The merchant witnesses were in favour of throwing open the trade of Hudson's Bay; and this Mr. Tomlinson said more ships would be sent, and more people brought down to trade.

"This is confirmed," he said, "by the experience of the Guinea trade, which, when confined to a company, employed not above ten ships, and now employs 150;" and "that the case of the Guinea trade was exactly similar (to the Hudson's Bay), where the ships near one another, and each endeavours to get the trade; and the more ships lie there, the higher the price of negroes."

The capital of the Hudson's Bay Company, increased by doublings and treblings of its nominal amount, was, in 1748, 103,950l., held by eighty-six proprietors.

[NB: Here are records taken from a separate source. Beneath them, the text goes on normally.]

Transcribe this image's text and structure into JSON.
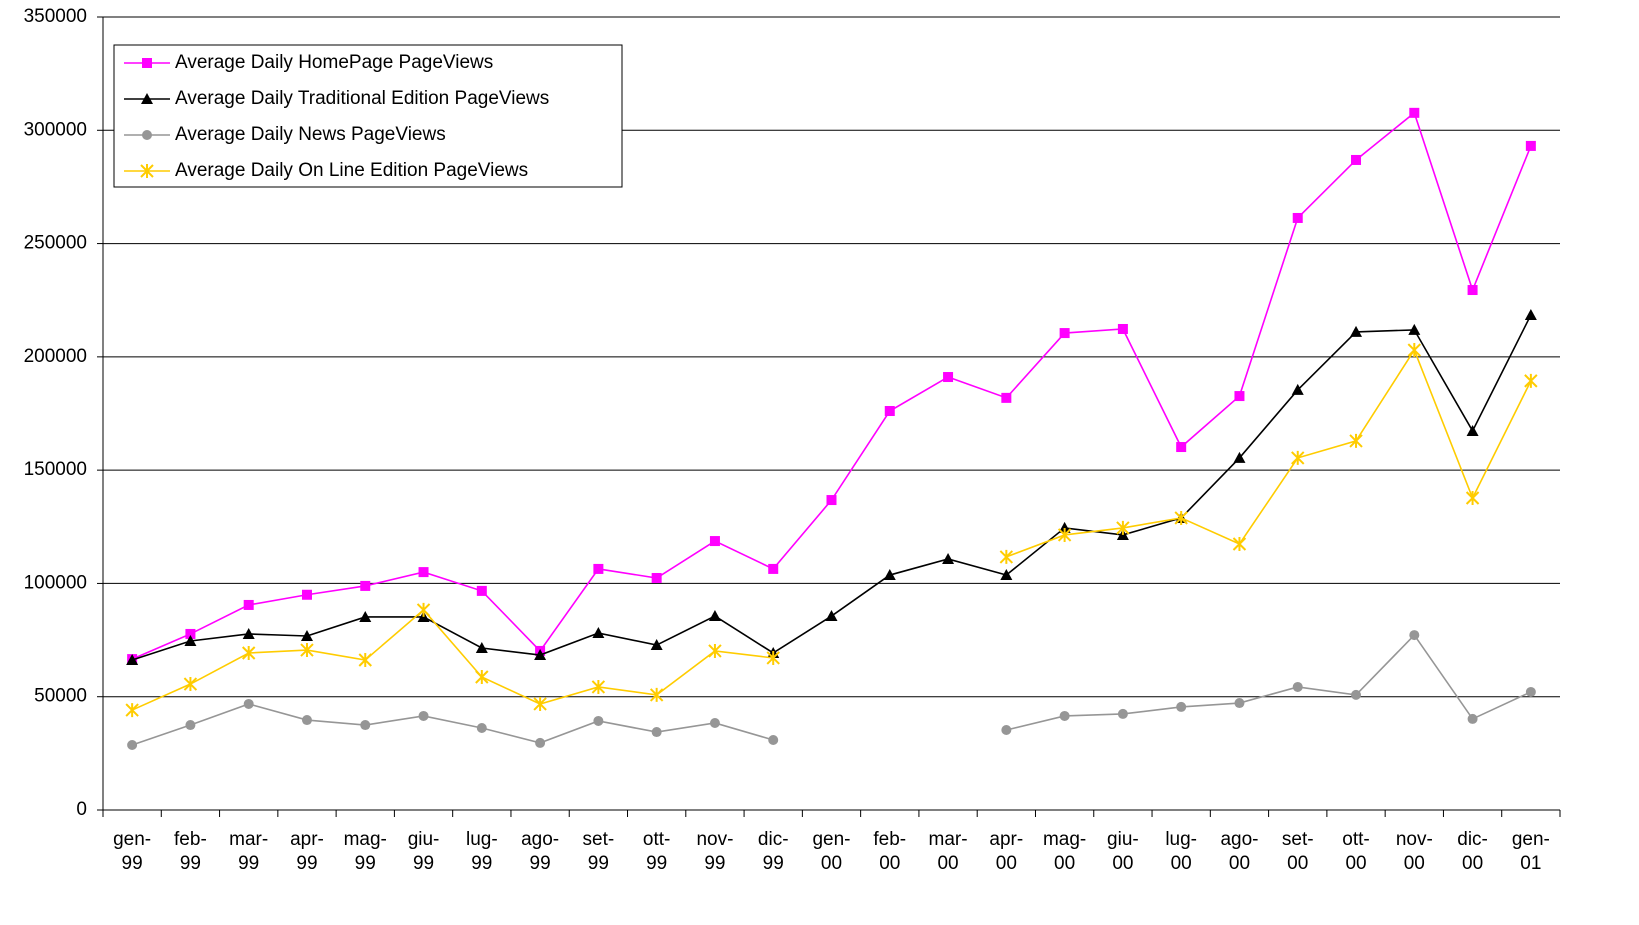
{
  "chart_data": {
    "type": "line",
    "categories": [
      "gen-99",
      "feb-99",
      "mar-99",
      "apr-99",
      "mag-99",
      "giu-99",
      "lug-99",
      "ago-99",
      "set-99",
      "ott-99",
      "nov-99",
      "dic-99",
      "gen-00",
      "feb-00",
      "mar-00",
      "apr-00",
      "mag-00",
      "giu-00",
      "lug-00",
      "ago-00",
      "set-00",
      "ott-00",
      "nov-00",
      "dic-00",
      "gen-01"
    ],
    "series": [
      {
        "name": "Average Daily HomePage PageViews",
        "color": "#ff00ff",
        "marker": "square",
        "values": [
          66600,
          77700,
          90500,
          95000,
          98900,
          105000,
          96700,
          70200,
          106400,
          102400,
          118700,
          106400,
          136800,
          176100,
          191100,
          181900,
          210500,
          212300,
          160200,
          182700,
          261300,
          286900,
          307700,
          229500,
          293100
        ]
      },
      {
        "name": "Average Daily Traditional Edition PageViews",
        "color": "#000000",
        "marker": "triangle",
        "values": [
          66200,
          74600,
          77700,
          76800,
          85200,
          85200,
          71500,
          68400,
          78100,
          72800,
          85600,
          69300,
          85600,
          103700,
          110800,
          103700,
          124500,
          121400,
          128900,
          155400,
          185400,
          211000,
          211900,
          167300,
          218500
        ]
      },
      {
        "name": "Average Daily News PageViews",
        "color": "#969696",
        "marker": "circle",
        "values": [
          28700,
          37500,
          46800,
          39700,
          37500,
          41500,
          36200,
          29600,
          39300,
          34400,
          38400,
          30900,
          null,
          null,
          null,
          35300,
          41500,
          42400,
          45500,
          47200,
          54300,
          50800,
          77200,
          40200,
          52100
        ]
      },
      {
        "name": "Average Daily On Line Edition PageViews",
        "color": "#ffcc00",
        "marker": "star",
        "values": [
          44100,
          55600,
          69300,
          70600,
          66200,
          88300,
          58700,
          46800,
          54300,
          50800,
          70200,
          67100,
          null,
          null,
          null,
          111700,
          121400,
          124500,
          128900,
          117400,
          155400,
          162900,
          203000,
          137700,
          189400
        ]
      }
    ],
    "ylim": [
      0,
      350000
    ],
    "yticks": [
      0,
      50000,
      100000,
      150000,
      200000,
      250000,
      300000,
      350000
    ],
    "grid": true,
    "legend": "upper left"
  }
}
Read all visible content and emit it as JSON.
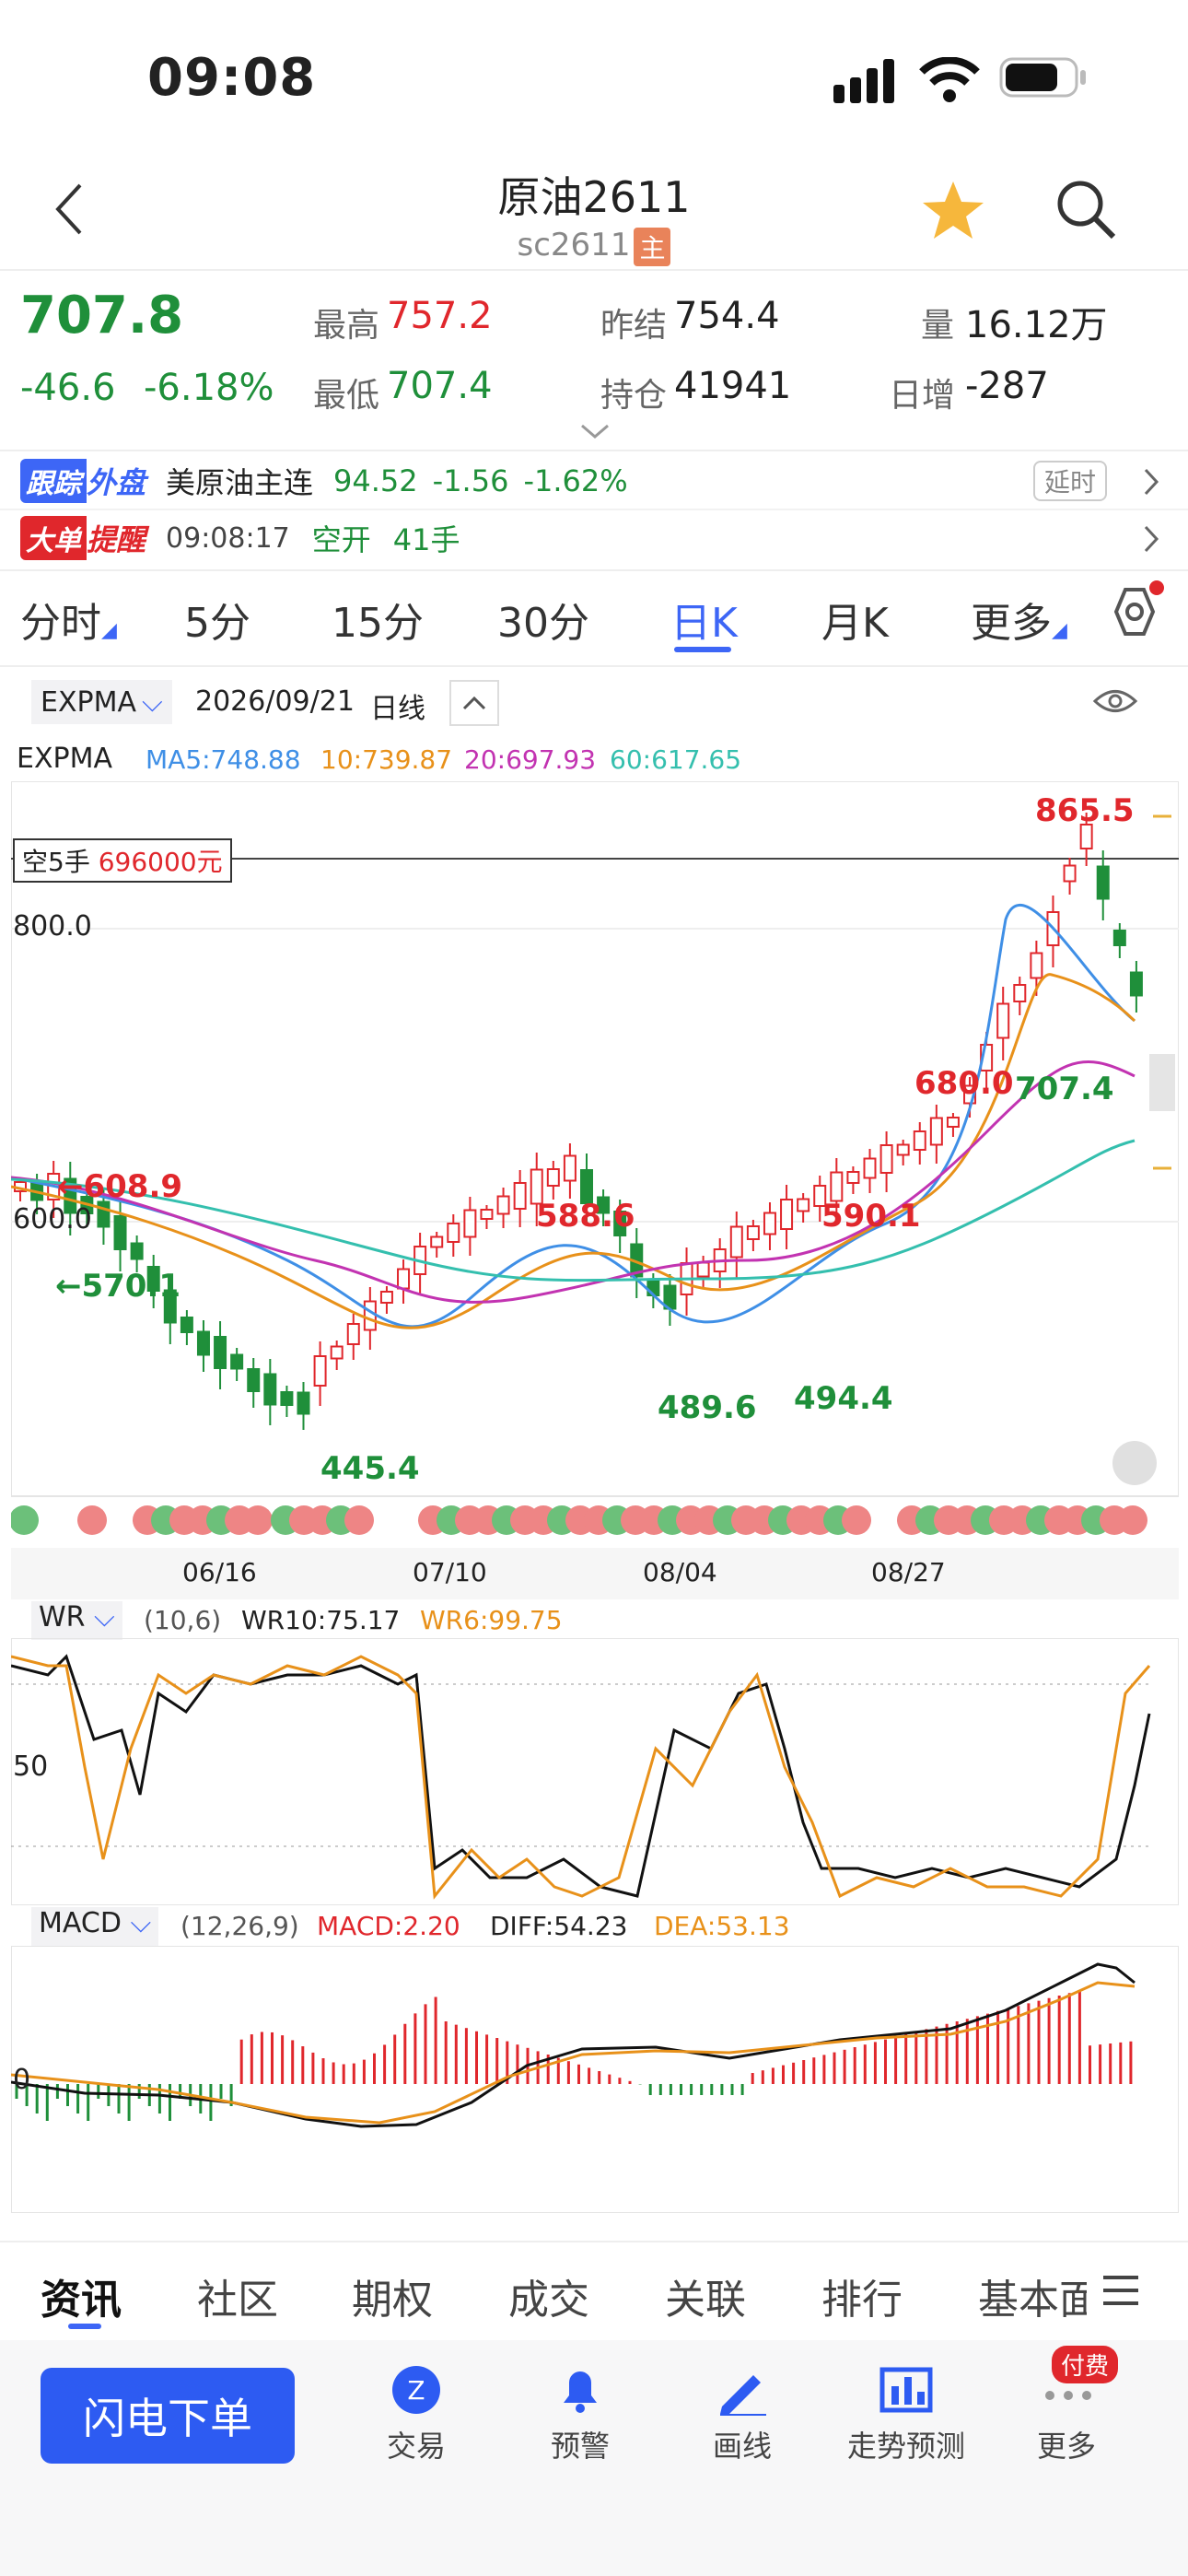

The trade between London and Hudson's Bay was carried on in 1748, and for some previous years, by four ships. The cost of the exports was in 1748 5,102l. 12s. 3d., and the value of the sales of furs and other imports in that year amounted to 30,160l. 5s. 11dd. The "charge attending the carrying on the Hudson's Bay trade, and maintaining their factories," in 1748, is stated at 17,352l. 4s. 10d. The original cash capital was 10,500l. That capital was "trebled" in 1690, making the nominal capital 31,500l.; in August, 1720, it was proposed to augment the cash capital, and to make the nominal total 378,000l. But at a "General Court," held on the 23rd December, 1720, it was resolved to "vacate" the subscription "by reason of the present scarcity of moneys, and the deadness of credit." And it was further "Resolved, that in the opinion of this Committee, that each subscriber shall have 30l. stock for each 10l. by him paid in," "which resolutions were agreed to by this Court." Anyhow, the capital in 1748 is stated at 103,950l. A trade which, by sending out about 5,000l. a year, brought back a return of 30,000l., was no doubt worth preserving; and even taking the outlay for working and maintenance of forts and establishments, there was over 8 per cent, on the nominal capital left, or probably 40 per cent on all the cash actually paid in; not too great a reward for the benefits gained by the country from this trade.

Some particulars of the regulation of exchange of commodities may here be interesting.

The system of trade was simple barter. The equivalent of value was beaver skins; while skins of less value were again calculated as so much of each for one beaver. A kettle was exchanged for one beaver. A pound and a half of gunpowder, one beaver. One blanket, six beavers. Two bayonets, one beaver. Four fire-steels, one beaver. One pistol, four beavers.